Nearly a third of millennials identify as LGBTQ, new study finds

Nearly a third of millennials identify as LGBTQ, new study finds

Nearly a third of millennials identify as LGBTQ, new study finds

  • The study by Arizona Christian University surveyed 600 millennials – ages 18 to 37 – in an effort to provide insight into the generation  
  • The research defines millennials as people born from 1984 to 2003 compared with most studies that define them as born between 1977 to 1995
  • Thirty-nine percent of the 30 percent millennials who identified as LGBTQ were between the ages of 18 and  24
  • George Barna, who oversaw the study, invited the public to look upon the group to help them navigate ‘through the challenges in which they’ve been immersed’
  • ‘Rather than blasting them for a range of perceived inadequacies, perhaps we can support them with perspective, solutions, resources, and encouragement’
  • Other findings suggest millennials are mostly anti-establishment, unpatriotic, pro-freedom of religion, and desperately trying to find a purpose in life

Nearly a third of millennials in the US identify as LGBTQ, a new study by Arizona Christian University found.

The study, conducted in August and published last month, surveyed 600 millennials – ages 18 to 37 – in an effort to provide insight into the generation. 

The research defines millennials as people born from 1984 to 2003, compared with most studies that define them as born between 1977 and 1995. 

According to the study: ‘[Millenials are] redefining sexuality, their own and how to perceive and respond to the gender identity and sexual-orientation choices of others.’ 

Thirty-nine percent of the 30 percent millennials who identified as LGBTQ were between the ages of 18 and 24.

George Barna, the university’s Cultural Research Center’s director of research and the person who oversaw the study, invited the public to look upon the group to help them navigate ‘through the challenges in which we have immersed them.’

‘Rather than blasting them for a range of perceived inadequacies, perhaps we can support them with perspective, solutions, resources, and encouragement,’ Barna said.

Other findings suggest that American millennials are also mostly anti-establishment, unpatriotic, pro-freedom of religion, and desperately trying to find a purpose in life.

Thirty-nine percent of the 30 percent millennials who identified as LGBTQ were between the ages of 18 to 24

Thirty percent of millennials self-identify as LGBTQ, a study found

George Barna, the university’s Cultural Research Center’s director of research and the person who oversaw the study, invited the public to look upon the group to help them navigate ‘through the challenges in which we have immersed them.’  Above, Arizona Christian University

‘Rather than blasting them for a range of perceived inadequacies, perhaps we can support them with perspective, solutions, resources, and encouragement,’ Arizona Christian University Cultural Research Director George Barna said

Millennials in the study voted the management of the COVID-19 pandemic as the most important issue the country is facing and disregarded rule of law, national defense, and national values and morals as the least compelling – with only two percent voting in their favor.

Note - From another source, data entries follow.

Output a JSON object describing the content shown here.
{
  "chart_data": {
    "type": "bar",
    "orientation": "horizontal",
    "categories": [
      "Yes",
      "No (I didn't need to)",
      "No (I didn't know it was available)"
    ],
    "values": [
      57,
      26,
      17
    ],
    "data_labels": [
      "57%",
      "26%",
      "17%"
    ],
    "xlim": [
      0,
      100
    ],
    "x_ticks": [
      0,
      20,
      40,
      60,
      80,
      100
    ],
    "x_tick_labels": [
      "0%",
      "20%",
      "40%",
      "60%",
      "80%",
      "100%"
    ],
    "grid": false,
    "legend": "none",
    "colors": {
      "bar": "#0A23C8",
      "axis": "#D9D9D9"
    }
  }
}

Research results convey a reverberation of the political turmoil the generation of young adults has instilled in the country.

The study unveiled that close to half of the young adults prefer socialism to capitalism. Forty percent self-identified as liberal or progressive compared to just 29 percent who claimed to be conservative.

The generation is more likely to be liberal than conservative regarding fiscal matters, social issues, and governance, the study found.

One out of every three young adults – 33 percent – said they had personally participated in a protest march, rally, or demonstration during the prior month.

Volunteering their time to help people and donating money to organizations other than a church or religious center were voted as the go-to ways millennials engage with their community.

Those surveyed voted the state of the nation as the area they were least satisfied with – only 15 percent said they were pleased with the current state of affairs in the US.

But beyond the progressive ideals, the generation – overwhelmed by a public mental health crisis as suicide rates among the group spike at an alarming rate – is aching to find a purpose in life.

They admitted to feeling stressed, depressed or anxious, and lost. Three in four millennials said they were still trying to find their purpose in life, and seven in ten said they would sacrifice their life for something, most likely ‘to save, protect, or defend’ family members and their freedom. 

The things they were least likely to sacrifice their life for were the country and their most cherished possessions.

For the most part, the generation rejected the idea of an ultimate and absolute moral truth but held favorable views about the bible and Jesus. 

Millennials were more likely to have a negative than positive view of atheism, the study found, despite forty of the young adults surveyed not believing, knowing, or caring if God exists.

The study surveyed ‘millennials’ between the ages of 18 and 37, even though most sources only regard those 25-40 (in 2021) as part of the generational group.

A Gallup poll in February found that 1 in 6 members of Generation Z, which millennials fall under, were part of the LGBTQ community.